PARIS -- Intra-aortic balloon pumps (IABP) didn't significantly improve outcomes for patients with ischemia persisting well after percutaneous coronary intervention (PCI) for a large acute ST-segment elevation MI (STEMI), a pilot study suggested.
But there was a trend toward lower rates of mortality, need for mechanical circulatory support, and hospital readmission for congestive heart failure at 6 months in patients randomized to IABP therapy (2% versus 8% of peers who didn't receive it, P=0.16).
On the other hand, the impact of IABP therapy trended the wrong way in infarct size estimated by CK-MB (338 U/L for IABP versus 311 U/L for control, P=0.532), according to Lokien van Nunen, MD, PhD, of Catharina Hospital Eindhoven in the Netherlands, during his late-breaking trial presentation at the EuroPCR meeting here.
"Use of IABP in patients presenting with persistent ischemia after primary PCI is a plausible concept," he maintained, adding that his pilot study of 100 patients is the first to show a trend towards better prognosis for these patients, who received IABP support for 15 hours on average.
A fully-powered trial of around 400 might show a real benefit of IABP therapy in these patients in the future, van Nunen said.
His study included adults with large STEMIs -- ST deviations adding up to 15 mm or more -- who had persistent ischemia after primary PCI. This group arrived at the cath lab just over 3 hours after chest pain onset on average.
Patients who were randomized to go without the IABP started out with numerically higher rates of hypertension, dyslipidemia, diabetes, and smokers, and also tended to have higher blood pressure.
Session co-moderator Farrel Hellig, MBBCh, of Sunninghill and Sundward Park Hospitals in Johannesburg, South Africa, emphasized to the audience that the IABP strategy in question was aimed at reducing infarct size rather than just providing hemodynamic support.
That was important after panelist Volker Schächinger remarked that IABP-SHOCK II, reported in 2012, was "full-on negative for balloon pumping" for MI complicated by cardiogenic shock.
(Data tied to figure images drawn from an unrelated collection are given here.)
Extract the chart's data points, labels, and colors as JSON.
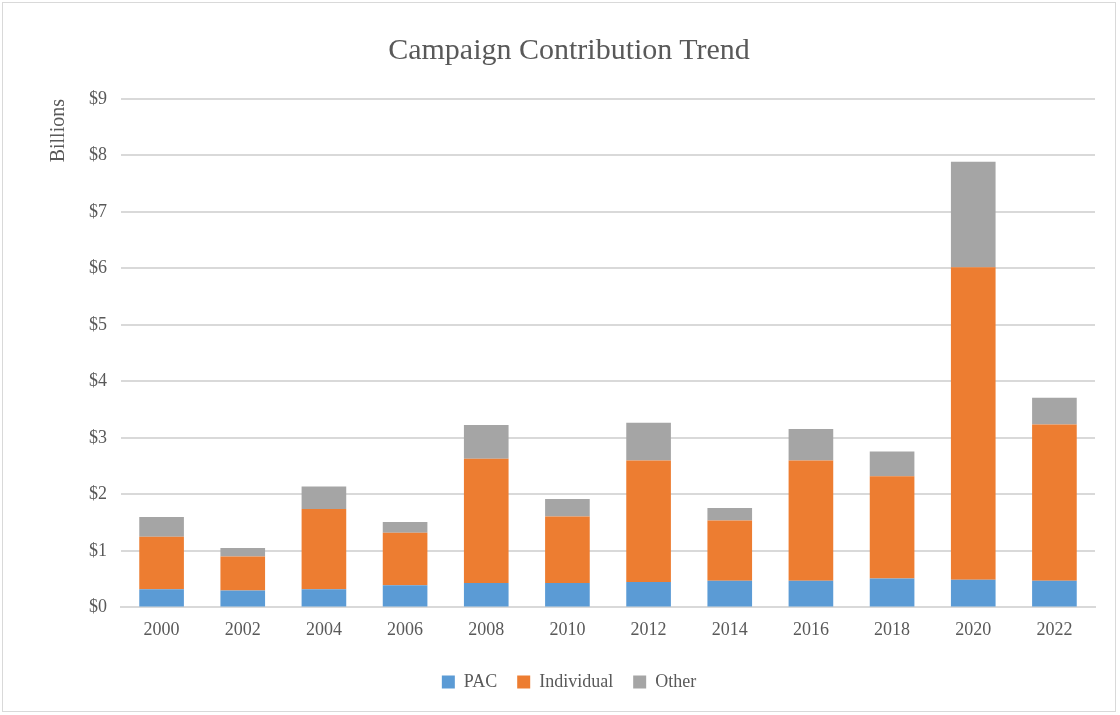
{
  "chart_data": {
    "type": "bar",
    "title": "Campaign Contribution Trend",
    "ylabel": "Billions",
    "categories": [
      "2000",
      "2002",
      "2004",
      "2006",
      "2008",
      "2010",
      "2012",
      "2014",
      "2016",
      "2018",
      "2020",
      "2022"
    ],
    "stacked": true,
    "series": [
      {
        "name": "PAC",
        "color": "#5b9bd5",
        "values": [
          0.32,
          0.3,
          0.32,
          0.39,
          0.43,
          0.43,
          0.45,
          0.47,
          0.47,
          0.51,
          0.49,
          0.47
        ]
      },
      {
        "name": "Individual",
        "color": "#ed7d31",
        "values": [
          0.93,
          0.6,
          1.42,
          0.93,
          2.2,
          1.18,
          2.15,
          1.07,
          2.13,
          1.81,
          5.53,
          2.77
        ]
      },
      {
        "name": "Other",
        "color": "#a5a5a5",
        "values": [
          0.35,
          0.15,
          0.4,
          0.19,
          0.6,
          0.31,
          0.67,
          0.22,
          0.56,
          0.44,
          1.87,
          0.47
        ]
      }
    ],
    "ylim": [
      0,
      9
    ],
    "yticks": [
      {
        "value": 0,
        "label": "$0"
      },
      {
        "value": 1,
        "label": "$1"
      },
      {
        "value": 2,
        "label": "$2"
      },
      {
        "value": 3,
        "label": "$3"
      },
      {
        "value": 4,
        "label": "$4"
      },
      {
        "value": 5,
        "label": "$5"
      },
      {
        "value": 6,
        "label": "$6"
      },
      {
        "value": 7,
        "label": "$7"
      },
      {
        "value": 8,
        "label": "$8"
      },
      {
        "value": 9,
        "label": "$9"
      }
    ],
    "grid": "y",
    "legend": "bottom"
  }
}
Now the thinking is that IABP's effects on coronary flow can reduce infarcts by providing afterload reduction (with a subsequent drop in myocardial workload and oxygen demand) and improved coronary blood flow (leading to more myocardial oxygen supply).
"In the presence of persistent ischemia, coronary autoregulation is exhausted and myocardial blood flow is directly and proportionally dependent upon perfusion pressure, which is augmented by diastolic inflation of the IABP," according to van Nunen.
Debabrata Mukherjee, MD, of Texas Tech University Health Sciences Center El Paso, agreed that it's a plausible mechanism with the benefit potentially applicable to all patients undergoing any type of revascularization.
The data aren't there yet, however: "The study itself is small, underpowered, with some soft endpoints such as need for mechanical circulatory support and readmission for heart failure," he told Ƶ. "The study should at best be considered exploratory."
Mortality should be the focus, he said, adding that he would also like to see safety endpoints such as bleeding and hematomas.
"There has been no prospectively specifiable group of patients with acute MI whose mortality is reduced by the insertion of an IABP," Mukherjee emphasized.
Disclosures
Van Nunen disclosed receiving honoraria/consultation fees from Maquet Getinge Group.